Flags are pulled out of the specified byte-string using a regular
expression, and uppercased. The flags are then iterated over and
passed to the re module using re.__dict__[item], to get the
object attribute of the same name from the re module. So on Python
2 if the il flags are passed, this transition looks like:

`'il'` -> `'IL'` -> `'I'` -> `re.__dict__['I']` -> `re.I`

However on Python 3, these are bytes objects. When we iterate over
a bytes object in Python 3, instead of getting the individual characters
in the string as string objects of length one, we get the integer \
value corresponding to that byte. So the same transition looks like:

`b'il'` -> `b'IL'` -> `73` -> `re.__dict__[73]` -> `KeyError`

This commit fixes the type mismatch by converting the bytes to a
system string before iterating over each element to pass to re.
The transition will now look like:

`b'il'` -> `u'IL'` -> `u'I'` -> `re.__dict__[u'I']` -> `re.I`

In addition we expand test-websub.t to cover the regex flag case
(for both the websub section and interhg).

Diff Detail

Repository
rHG Mercurial
Lint
Automatic diff as part of commit; lint not applicable.
Unit
Automatic diff as part of commit; unit tests not applicable.

Event Timeline

sheehan created this revision.Sep 6 2019, 11:43 AM
indygreg requested changes to this revision.Sep 7 2019, 12:50 PM
indygreg added a subscriber: indygreg.

Nice catch!

mercurial/hgweb/webutil.py
794

I think pycompat.sysstr() is more appropriate here, since it won't convert the str to unicode on Python 2.

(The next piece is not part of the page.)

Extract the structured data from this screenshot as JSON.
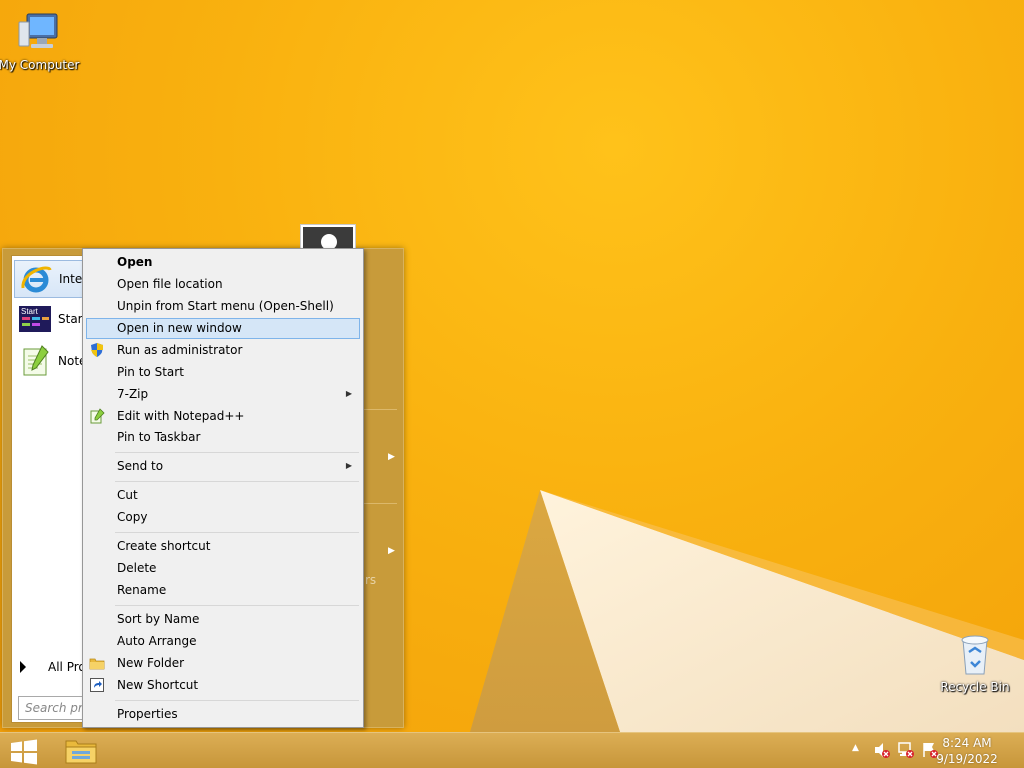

This revision now requires changes to proceed.Sep 7 2019, 12:50 PM
sheehan updated this revision to Diff 16466.Sep 9 2019, 1:25 PM
sheehan marked an inline comment as done.Sep 9 2019, 1:25 PM
sheehan edited the summary of this revision. (Show Details)Sep 9 2019, 1:45 PM
indygreg accepted this revision.Sep 9 2019, 9:51 PM
This revision is now accepted and ready to land.Sep 9 2019, 9:51 PM
This revision was automatically updated to reflect the committed changes.